Everybody Is Looking for Love – In Some Special Way

in 14th Flahertiana Documentary Film Festival Perm

by Kirsten Kieninger

Love. A common theme in fiction film. Fuel for countless romantic comedies and tragedies. A protagonist looking for love, that’s a simple and appealing theme — a theme rarely found in documentaries, though. Documentaries usually don’t deal with people falling in love. It’s a process that happens perennially, everywhere in the world, but it’s difficult to apprehend with a camera. And why would a documentary filmmaker want to film it? As special as it might be to the two people falling in love, it is just as unspectacular for anyone else. The common human quest for love is not really interesting — unless there’s something unique about it.

And there is something really special about the quest for love that two films in Flahertiana’s International Competition recount: Love & Engineering by the Bulgarian filmmaker Tonislav Hristov and The Special Need by Carlo Zoratti from Italy.

In The Special Need we meet 29-year-old Enea, who has never had a girlfriend let alone sex. He is funny, honest and direct and tends to take everything literally. Smalltalk is a mystery to him. It’s his Asperger’s syndrome that prevents him from engaging in something that seems to come naturally to everyone else. By the time his old childhood friends Alex and Carlo (the director) meet him at the beginning of the film, he is really desperate for a girlfriend. Driven by his vision of the perfect woman and his high expectations, he attempts to get to know girls wherever he can. But his autistic manners are just a little too intrusive and repulse the girls as quickly as he gets to talk to them.

Romantic love seems out of his reach and even paid sex seems off limits to Enea. Due to his Asperger “disability” the law treats him like a child and thus any prostitute engaging with him would commit crime. Any adult should have the right to experience love (or at least some sex), so his two friends decide to help Enea and take him on a road trip across the border, to places where disabled persons have stronger rights of self-determination.

The Special Need is a warm-hearted and sometimes hilarious film that does not stop to make fun of Eneas often inappropriate behaviour. Carlo and Alex treat Enea like a normal person who maybe has just a few peculiarities, and this is how the audience perceives him: very lovable and maybe just a little weird. The film has an optimistic drive and some dramatic moments. Its well crafted lensing and editing convey the feeling of immediacy. With no interviews and only direct-cinema style action, its images dipped in warm colours, the film feels like a perfect summertime road movie. Three friends on a journey, at the end of which Enea won’t be the only one to have learned something about that thing called love that everybody always seems to yearn for.
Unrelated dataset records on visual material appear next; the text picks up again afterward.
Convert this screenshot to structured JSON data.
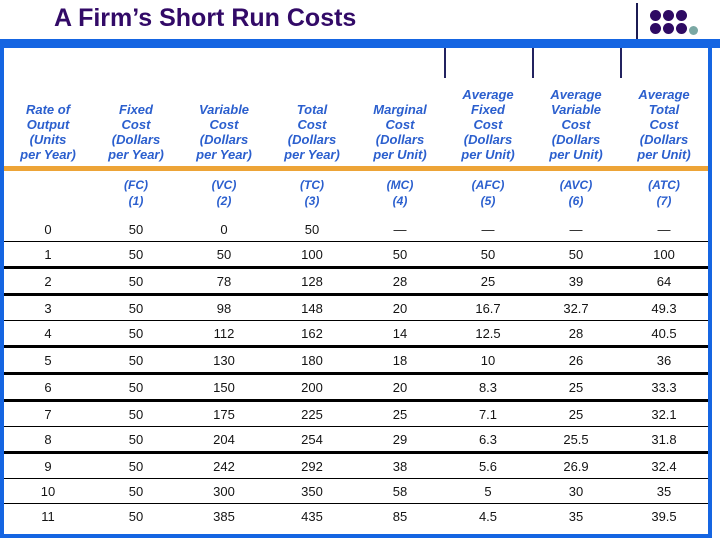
{
  "slide": {
    "title": "A Firm’s Short Run Costs",
    "accent_colors": {
      "title_purple": "#320a67",
      "bar_blue": "#1565e2",
      "header_blue": "#2b5fce",
      "divider_orange": "#eda437",
      "logo_dot_purple": "#2e0a63",
      "logo_dot_teal": "#7aa8a4"
    }
  },
  "table": {
    "column_headers": [
      "Rate of\nOutput\n(Units\nper Year)",
      "Fixed\nCost\n(Dollars\nper Year)",
      "Variable\nCost\n(Dollars\nper Year)",
      "Total\nCost\n(Dollars\nper Year)",
      "Marginal\nCost\n(Dollars\nper Unit)",
      "Average\nFixed\nCost\n(Dollars\nper Unit)",
      "Average\nVariable\nCost\n(Dollars\nper Unit)",
      "Average\nTotal\nCost\n(Dollars\nper Unit)"
    ],
    "column_codes": [
      "",
      "(FC)\n(1)",
      "(VC)\n(2)",
      "(TC)\n(3)",
      "(MC)\n(4)",
      "(AFC)\n(5)",
      "(AVC)\n(6)",
      "(ATC)\n(7)"
    ],
    "rows": [
      {
        "cells": [
          "0",
          "50",
          "0",
          "50",
          "—",
          "—",
          "—",
          "—"
        ],
        "separator": "thin"
      },
      {
        "cells": [
          "1",
          "50",
          "50",
          "100",
          "50",
          "50",
          "50",
          "100"
        ],
        "separator": "thick"
      },
      {
        "cells": [
          "2",
          "50",
          "78",
          "128",
          "28",
          "25",
          "39",
          "64"
        ],
        "separator": "thick"
      },
      {
        "cells": [
          "3",
          "50",
          "98",
          "148",
          "20",
          "16.7",
          "32.7",
          "49.3"
        ],
        "separator": "thin"
      },
      {
        "cells": [
          "4",
          "50",
          "112",
          "162",
          "14",
          "12.5",
          "28",
          "40.5"
        ],
        "separator": "thick"
      },
      {
        "cells": [
          "5",
          "50",
          "130",
          "180",
          "18",
          "10",
          "26",
          "36"
        ],
        "separator": "thick"
      },
      {
        "cells": [
          "6",
          "50",
          "150",
          "200",
          "20",
          "8.3",
          "25",
          "33.3"
        ],
        "separator": "thick"
      },
      {
        "cells": [
          "7",
          "50",
          "175",
          "225",
          "25",
          "7.1",
          "25",
          "32.1"
        ],
        "separator": "thin"
      },
      {
        "cells": [
          "8",
          "50",
          "204",
          "254",
          "29",
          "6.3",
          "25.5",
          "31.8"
        ],
        "separator": "thick"
      },
      {
        "cells": [
          "9",
          "50",
          "242",
          "292",
          "38",
          "5.6",
          "26.9",
          "32.4"
        ],
        "separator": "thin"
      },
      {
        "cells": [
          "10",
          "50",
          "300",
          "350",
          "58",
          "5",
          "30",
          "35"
        ],
        "separator": "thin"
      },
      {
        "cells": [
          "11",
          "50",
          "385",
          "435",
          "85",
          "4.5",
          "35",
          "39.5"
        ],
        "separator": "none"
      }
    ]
  }
}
In Tonislav Hristovs Love & Engineering we meet a bunch of male IT-engineers looking for love. Their only handicaps are shyness, clumsy behaviour, lack of experience, and the fact that they are perceived by the female world as computer nerds. So how do you hack a woman’s firewall? The two Bulgarian and two Finnish guys are instructed at the University of Helsinki by another computer geek who — despite his stutter — “did it”. He is happily married and claims to be on the track of the “algorithm of love”.

The film draws its entertaining spark from the collision of logic and love, mathematical equations and romantic feelings. Aren’t we all a bit like these nerds when it comes down to it? Who wouldn’t want to know the formula that makes love work? The four protagonists eagerly engage in theory and tests. For one of them — he is less of a nerd and half a hipster with an engaging smile — things shape up well from the start. He’s the one with whom the audience will experience all the stages of falling in love, both scientifically and emotionally. Meanwhile the others continue struggle with the first step of falling in love, namely getting to know somebody. Love & Engineering always keeps on the safe side, following its own formula and this is not really surprising.

Nevertheless, the film offers an entertaining insight into the “science of love,” commented on pointedly in voice-over by the director. Through its score and use of hand-held cameras, it conveys the look and feel of modern times in a big city.

Love & Engineering and The Special Need, despite their rather special protagonists (and the fact that the latter also discusses the manner in which society deals with handicapped people) both tell stories of young men looking for a partner. The quest for love — a very common theme that becomes even more universal against the backdrop of these unique stories — proves to be well worth a documentary approach.